A primer on country music and Southern food, Around the Opry Table narrates the evolution of the world’s longest-running radio show, from its humble beginnings as a marketing program for an insurance company to its modern-day status as an international icon. As a longtime food critic and contributor to the Scene, as well as a People correspondent covering country music celebrities, West brings unique insight to the overlap of food and music in Music City. She strings together recipes, food-related anecdotes and lyrics to high-calorie anthems such as Hank Williams’ “Jambalaya” to create a hybrid of family album and cookbook.
Around the Opry Table reads like a culinary roll call of country music’s finest. There’s Marty Robbins’ Favorite Carrot Cake, Minnie Pearl’s Roquefort dressing and Alison Krauss’ Pretty Good for a Yankee Chicken Pot Pie. (Not surprisingly, many of the recipes come from the wives and mothers of the stars.) This growing-up-at-the-table tale starts with Uncle Dave Mason prevailing upon a young Roy Acuff to carry a ham across the country for him in case there was no ham in Hollywood, and it ends with the global menu of panzanella and paella at Dierks Bentley’s Opry induction party.
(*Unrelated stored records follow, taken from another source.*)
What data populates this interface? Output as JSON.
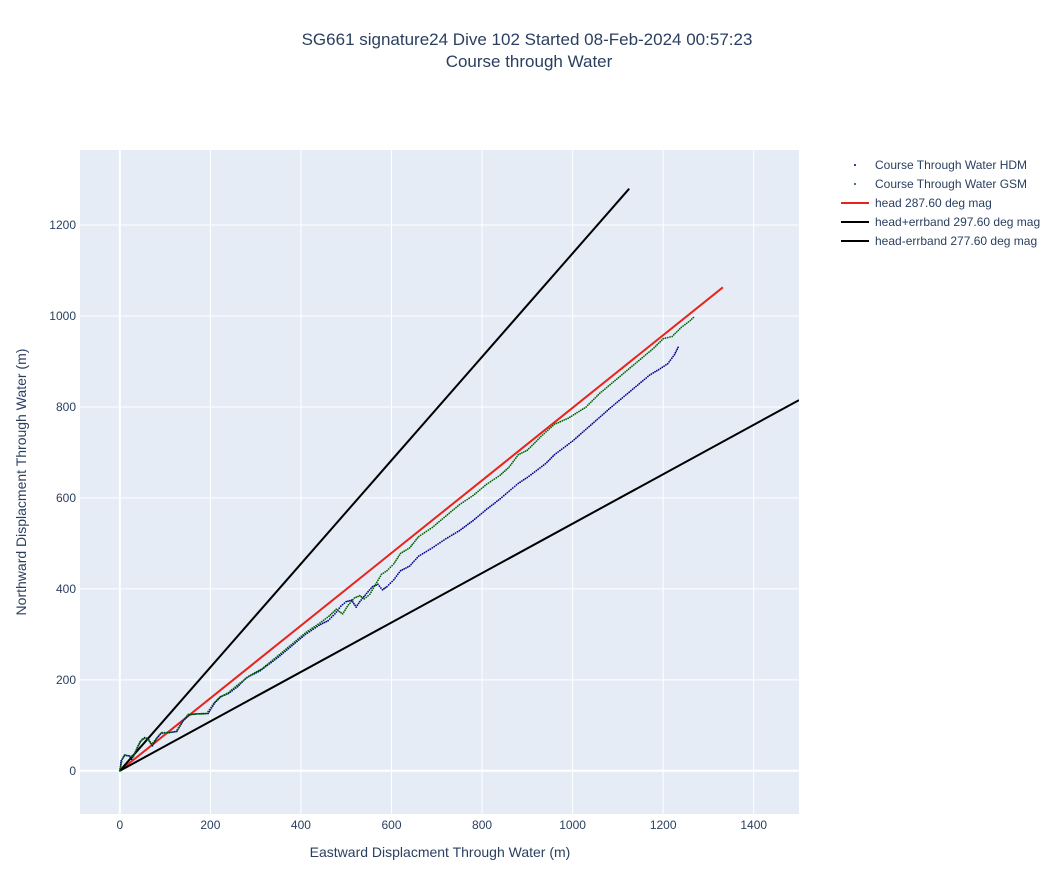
{
  "chart_data": {
    "type": "scatter",
    "title_line1": "SG661 signature24 Dive 102 Started 08-Feb-2024 00:57:23",
    "title_line2": "Course through Water",
    "xlabel": "Eastward Displacment Through Water (m)",
    "ylabel": "Northward Displacment Through Water (m)",
    "xlim": [
      -88,
      1500
    ],
    "ylim": [
      -95,
      1365
    ],
    "xticks": [
      0,
      200,
      400,
      600,
      800,
      1000,
      1200,
      1400
    ],
    "yticks": [
      0,
      200,
      400,
      600,
      800,
      1000,
      1200
    ],
    "grid": true,
    "legend_position": "top-right, outside plot",
    "colors": {
      "plot_bg": "#e5ecf6",
      "grid": "#ffffff",
      "hdm": "#00008b",
      "gsm": "#006400",
      "head": "#e8231b",
      "errband": "#000000"
    },
    "series": [
      {
        "name": "Course Through Water HDM",
        "mode": "markers",
        "color": "#00008b",
        "path": [
          [
            0,
            0
          ],
          [
            3,
            22
          ],
          [
            10,
            34
          ],
          [
            20,
            33
          ],
          [
            26,
            25
          ],
          [
            35,
            42
          ],
          [
            45,
            64
          ],
          [
            55,
            73
          ],
          [
            64,
            68
          ],
          [
            72,
            55
          ],
          [
            82,
            72
          ],
          [
            93,
            84
          ],
          [
            110,
            84
          ],
          [
            126,
            87
          ],
          [
            140,
            110
          ],
          [
            153,
            123
          ],
          [
            170,
            125
          ],
          [
            195,
            126
          ],
          [
            210,
            150
          ],
          [
            223,
            163
          ],
          [
            240,
            170
          ],
          [
            260,
            185
          ],
          [
            280,
            205
          ],
          [
            310,
            220
          ],
          [
            350,
            250
          ],
          [
            380,
            275
          ],
          [
            410,
            300
          ],
          [
            440,
            320
          ],
          [
            460,
            330
          ],
          [
            475,
            345
          ],
          [
            488,
            362
          ],
          [
            500,
            372
          ],
          [
            512,
            375
          ],
          [
            522,
            360
          ],
          [
            530,
            372
          ],
          [
            545,
            390
          ],
          [
            558,
            405
          ],
          [
            570,
            410
          ],
          [
            580,
            398
          ],
          [
            590,
            405
          ],
          [
            605,
            420
          ],
          [
            620,
            440
          ],
          [
            640,
            450
          ],
          [
            660,
            472
          ],
          [
            690,
            490
          ],
          [
            720,
            510
          ],
          [
            750,
            528
          ],
          [
            780,
            550
          ],
          [
            810,
            575
          ],
          [
            840,
            598
          ],
          [
            860,
            615
          ],
          [
            880,
            632
          ],
          [
            900,
            645
          ],
          [
            920,
            660
          ],
          [
            940,
            675
          ],
          [
            960,
            695
          ],
          [
            1000,
            725
          ],
          [
            1040,
            760
          ],
          [
            1080,
            795
          ],
          [
            1110,
            820
          ],
          [
            1140,
            845
          ],
          [
            1170,
            870
          ],
          [
            1190,
            882
          ],
          [
            1210,
            895
          ],
          [
            1225,
            915
          ],
          [
            1235,
            935
          ]
        ]
      },
      {
        "name": "Course Through Water GSM",
        "mode": "markers",
        "color": "#006400",
        "path": [
          [
            0,
            0
          ],
          [
            5,
            25
          ],
          [
            12,
            35
          ],
          [
            22,
            32
          ],
          [
            30,
            32
          ],
          [
            40,
            55
          ],
          [
            50,
            70
          ],
          [
            60,
            72
          ],
          [
            70,
            58
          ],
          [
            80,
            70
          ],
          [
            90,
            82
          ],
          [
            108,
            84
          ],
          [
            124,
            86
          ],
          [
            138,
            108
          ],
          [
            151,
            124
          ],
          [
            168,
            125
          ],
          [
            192,
            126
          ],
          [
            207,
            148
          ],
          [
            221,
            162
          ],
          [
            240,
            172
          ],
          [
            262,
            190
          ],
          [
            285,
            208
          ],
          [
            315,
            225
          ],
          [
            352,
            255
          ],
          [
            382,
            280
          ],
          [
            412,
            305
          ],
          [
            442,
            325
          ],
          [
            462,
            340
          ],
          [
            478,
            355
          ],
          [
            492,
            345
          ],
          [
            505,
            365
          ],
          [
            518,
            380
          ],
          [
            530,
            385
          ],
          [
            540,
            378
          ],
          [
            552,
            388
          ],
          [
            565,
            410
          ],
          [
            578,
            432
          ],
          [
            590,
            440
          ],
          [
            605,
            455
          ],
          [
            620,
            478
          ],
          [
            640,
            490
          ],
          [
            660,
            515
          ],
          [
            690,
            535
          ],
          [
            720,
            560
          ],
          [
            750,
            585
          ],
          [
            780,
            605
          ],
          [
            810,
            630
          ],
          [
            840,
            650
          ],
          [
            860,
            668
          ],
          [
            880,
            695
          ],
          [
            900,
            705
          ],
          [
            930,
            735
          ],
          [
            960,
            762
          ],
          [
            990,
            775
          ],
          [
            1030,
            800
          ],
          [
            1060,
            830
          ],
          [
            1090,
            855
          ],
          [
            1120,
            880
          ],
          [
            1150,
            905
          ],
          [
            1180,
            930
          ],
          [
            1200,
            950
          ],
          [
            1220,
            955
          ],
          [
            1240,
            975
          ],
          [
            1260,
            990
          ],
          [
            1270,
            1000
          ]
        ]
      },
      {
        "name": "head 287.60 deg mag",
        "mode": "line",
        "color": "#e8231b",
        "path": [
          [
            0,
            0
          ],
          [
            1332,
            1063
          ]
        ]
      },
      {
        "name": "head+errband 297.60 deg mag",
        "mode": "line",
        "color": "#000000",
        "path": [
          [
            0,
            0
          ],
          [
            1125,
            1280
          ]
        ]
      },
      {
        "name": "head-errband 277.60 deg mag",
        "mode": "line",
        "color": "#000000",
        "path": [
          [
            0,
            0
          ],
          [
            1500,
            815
          ]
        ]
      }
    ]
  }
}
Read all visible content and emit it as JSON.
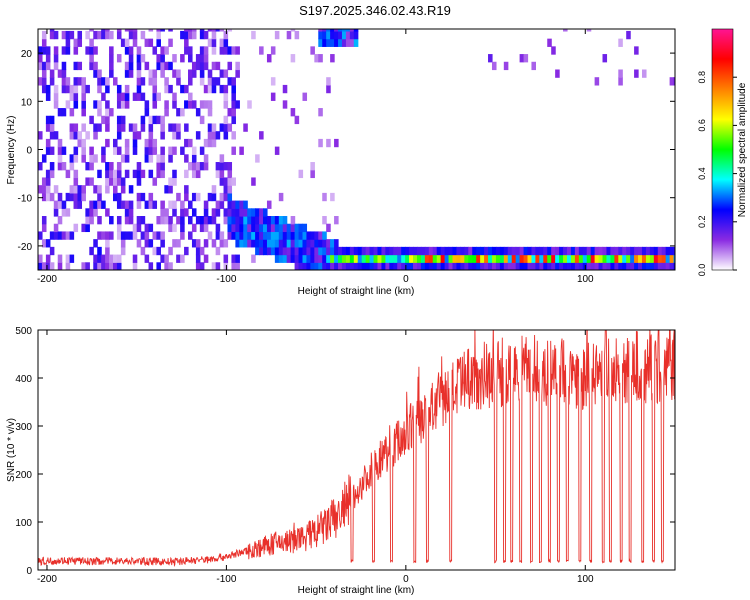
{
  "figure_title": "S197.2025.346.02.43.R19",
  "chart_data": [
    {
      "type": "heatmap",
      "title": "S197.2025.346.02.43.R19",
      "xlabel": "Height of straight line (km)",
      "ylabel": "Frequency (Hz)",
      "xlim": [
        -205,
        150
      ],
      "ylim": [
        -25,
        25
      ],
      "x_ticks": [
        -200,
        -100,
        0,
        100
      ],
      "x_tick_labels": [
        "-200",
        "-100",
        "0",
        "100"
      ],
      "y_ticks": [
        -20,
        -10,
        0,
        10,
        20
      ],
      "y_tick_labels": [
        "-20",
        "-10",
        "0",
        "10",
        "20"
      ],
      "colorbar": {
        "label": "Normalized spectral amplitude",
        "range": [
          0,
          1
        ],
        "ticks": [
          0,
          0.2,
          0.4,
          0.6,
          0.8
        ],
        "tick_labels": [
          "0.0",
          "0.2",
          "0.4",
          "0.6",
          "0.8"
        ],
        "colormap": [
          "#ffffff",
          "#8a2be2",
          "#0000ff",
          "#00ffff",
          "#00ff00",
          "#ffff00",
          "#ff8000",
          "#ff0000",
          "#ff1493"
        ]
      },
      "features": [
        {
          "region": "x -205..-100, all frequencies",
          "description": "scattered purple speckle noise, amplitude 0.05-0.25"
        },
        {
          "region": "x -100..-40, freq -15..-25",
          "description": "descending band, amplitude up to 0.3"
        },
        {
          "region": "x -40..150, freq ~-23",
          "description": "strong narrow line, amplitude 0.3-0.9"
        },
        {
          "region": "x -50..-30, freq ~23",
          "description": "bright patch, amplitude ~0.3"
        },
        {
          "region": "x 45..150, freq 10..25",
          "description": "vertical streaks, low amplitude"
        }
      ],
      "grid": false
    },
    {
      "type": "line",
      "xlabel": "Height of straight line (km)",
      "ylabel": "SNR (10 * v/v)",
      "xlim": [
        -205,
        150
      ],
      "ylim": [
        0,
        500
      ],
      "x_ticks": [
        -200,
        -100,
        0,
        100
      ],
      "x_tick_labels": [
        "-200",
        "-100",
        "0",
        "100"
      ],
      "y_ticks": [
        0,
        100,
        200,
        300,
        400,
        500
      ],
      "y_tick_labels": [
        "0",
        "100",
        "200",
        "300",
        "400",
        "500"
      ],
      "color": "#e8302a",
      "grid": false,
      "series": [
        {
          "x": [
            -205,
            -190,
            -175,
            -160,
            -145,
            -130,
            -120,
            -110,
            -100,
            -90,
            -80,
            -70,
            -60,
            -50,
            -40,
            -30,
            -20,
            -10,
            0,
            10,
            20,
            30,
            40,
            50,
            60,
            70,
            80,
            90,
            100,
            110,
            120,
            130,
            140,
            150
          ],
          "y": [
            18,
            20,
            18,
            19,
            18,
            17,
            20,
            22,
            28,
            38,
            48,
            58,
            62,
            78,
            105,
            145,
            205,
            250,
            285,
            320,
            355,
            380,
            405,
            410,
            415,
            418,
            410,
            415,
            405,
            420,
            410,
            425,
            420,
            428
          ]
        }
      ],
      "dropouts_x": [
        -30,
        -18,
        -8,
        5,
        12,
        25,
        50,
        55,
        59,
        64,
        70,
        75,
        80,
        85,
        90,
        97,
        103,
        110,
        114,
        120,
        125,
        132,
        138,
        143
      ],
      "dropout_value": 15
    }
  ]
}
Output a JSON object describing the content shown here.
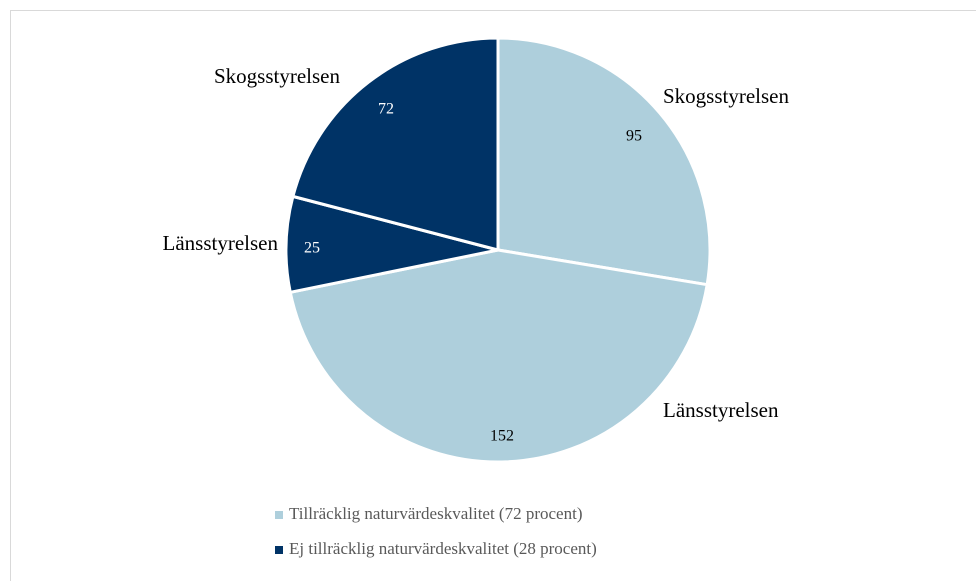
{
  "chart_data": {
    "type": "pie",
    "categories": [
      "Skogsstyrelsen",
      "Länsstyrelsen",
      "Länsstyrelsen",
      "Skogsstyrelsen"
    ],
    "values": [
      95,
      152,
      25,
      72
    ],
    "colors": [
      "#aecfdc",
      "#aecfdc",
      "#003366",
      "#003366"
    ],
    "legend": [
      {
        "name": "Tillräcklig naturvärdeskvalitet (72 procent)",
        "color": "#aecfdc"
      },
      {
        "name": "Ej tillräcklig naturvärdeskvalitet (28 procent)",
        "color": "#003366"
      }
    ]
  }
}
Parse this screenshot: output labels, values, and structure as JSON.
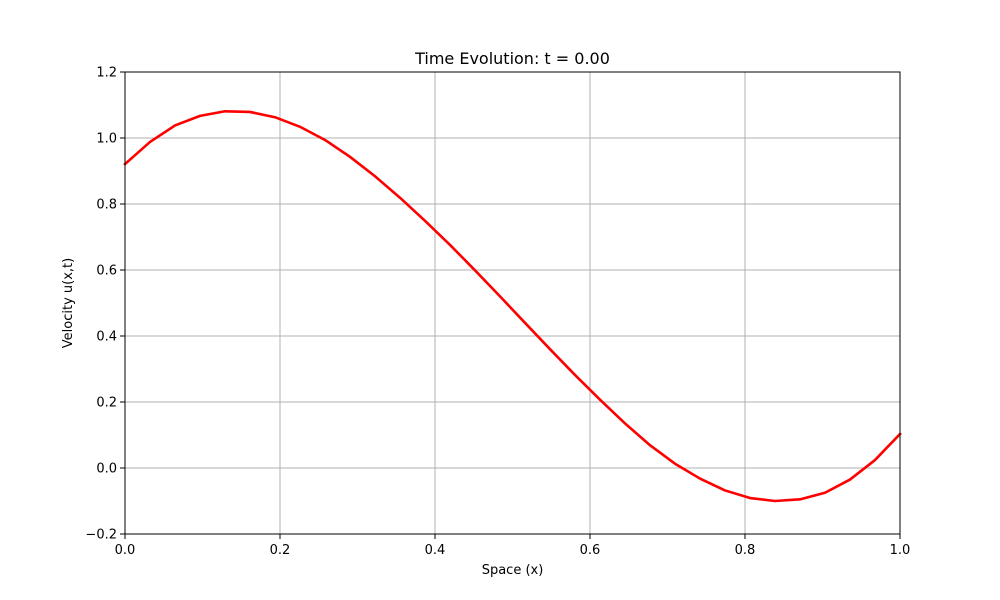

With short chapters on more than 50 acts and features on Opry staples, including Goo Goo Clusters, Martha White and Cracker Barrel Old Country Stores, Around the Opry Table offers a privileged glimpse into the backstage lives and larders of some of country music’s most beloved personalities. West will sign Around the Opry Table at David-Kidd Booksellers Oct. 30 at 6 p.m. There’s sure to be a plate of Bill Anderson’s sugar cookies at the event.